The refractive index of a medium is defined as the ratio of velocity of wave in the medium to velocity of wave in vacuum or air. Use this definition to derive relations between velocity of light in different media. Then solve these equations for velocity of light in air.

Complete answer:
Let us assume that velocity of light in air is $c$.
Let velocity of light in water and glass be ${{v}_{w}}$ and ${{v}_{g}}$ respectively.
The refractive index of a medium is defined as the ratio of velocity of wave in the medium to velocity of wave in vacuum or air.

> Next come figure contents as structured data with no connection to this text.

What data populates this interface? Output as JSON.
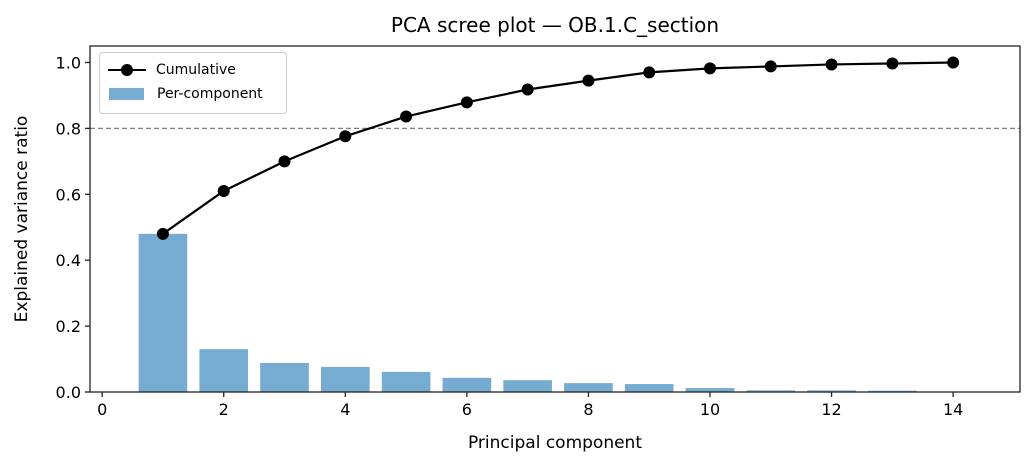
{
  "chart_data": {
    "type": "bar",
    "title": "PCA scree plot — OB.1.C_section",
    "xlabel": "Principal component",
    "ylabel": "Explained variance ratio",
    "xlim": [
      -0.2,
      15.1
    ],
    "ylim": [
      0.0,
      1.05
    ],
    "xticks": [
      0,
      2,
      4,
      6,
      8,
      10,
      12,
      14
    ],
    "yticks": [
      "0.0",
      "0.2",
      "0.4",
      "0.6",
      "0.8",
      "1.0"
    ],
    "grid": false,
    "legend_position": "upper left",
    "categories": [
      1,
      2,
      3,
      4,
      5,
      6,
      7,
      8,
      9,
      10,
      11,
      12,
      13,
      14
    ],
    "series": [
      {
        "name": "Per-component",
        "type": "bar",
        "color": "#76acd2",
        "values": [
          0.48,
          0.13,
          0.088,
          0.076,
          0.061,
          0.043,
          0.036,
          0.027,
          0.024,
          0.012,
          0.005,
          0.005,
          0.004,
          0.001
        ]
      },
      {
        "name": "Cumulative",
        "type": "line",
        "color": "#000000",
        "marker": "o",
        "values": [
          0.48,
          0.61,
          0.7,
          0.776,
          0.836,
          0.879,
          0.918,
          0.945,
          0.97,
          0.982,
          0.988,
          0.994,
          0.997,
          1.0
        ]
      }
    ],
    "annotations": [
      {
        "type": "hline",
        "y": 0.8,
        "style": "dashed",
        "color": "#808080"
      }
    ]
  },
  "legend": {
    "items": [
      {
        "label": "Cumulative"
      },
      {
        "label": "Per-component"
      }
    ]
  }
}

We are given that the refractive index of water is 4/3. According to the definition of refractive index.
${{\mu }_{water}}=\dfrac{4}{3}=\dfrac{c}{{{v}_{w}}}$
On cross multiplying, we get
$\dfrac{4}{3}{{v}_{w}}=c$ …… (1)
Similarly, from refractive index of glass, we can obtain
$\dfrac{3}{2}{{v}_{g}}=c$ …… (2)
Taking ratio of (1) and (2), we get
$\dfrac{\dfrac{4}{3}{{v}_{w}}}{\dfrac{3}{2}{{v}_{g}}}=1\Rightarrow 8{{v}_{w}}=9{{v}_{g}}$
This implies that, $8{{v}_{w}}-9{{v}_{g}}=0$ …… (3)
The difference in velocities of light in glass and water is $0.25\times {{10}^{8}}\,m/s$. This can be written as,
${{v}_{w}}-{{v}_{g}}=0.25\times {{10}^{8}}\,m/s$ …… (4)
Solving (3) and (4) for velocity of light in glass by elimination method, we get
$8\left( {{v}_{w}}-{{v}_{g}} \right)-\left( 8{{v}_{w}}-9{{v}_{g}} \right)={{v}_{g}}=8\times 0.25\times {{10}^{8}}m/s$
Simplifying this equation, we have
${{v}_{g}}=2\times {{10}^{8}}m/s$
We substitute this value in equation (2),
$\dfrac{3}{2}\times 2\times {{10}^{8}}m/s=c$
This implies that velocity of light in air is $c=3\times {{10}^{8}}\,m/s$

Note:
The refractive index of a medium is defined as the ratio of velocity of wave in the medium to velocity of wave in vacuum or air. It is also defined as the ratio of the sines of the angles of incidence and refraction where incidence is in vacuum.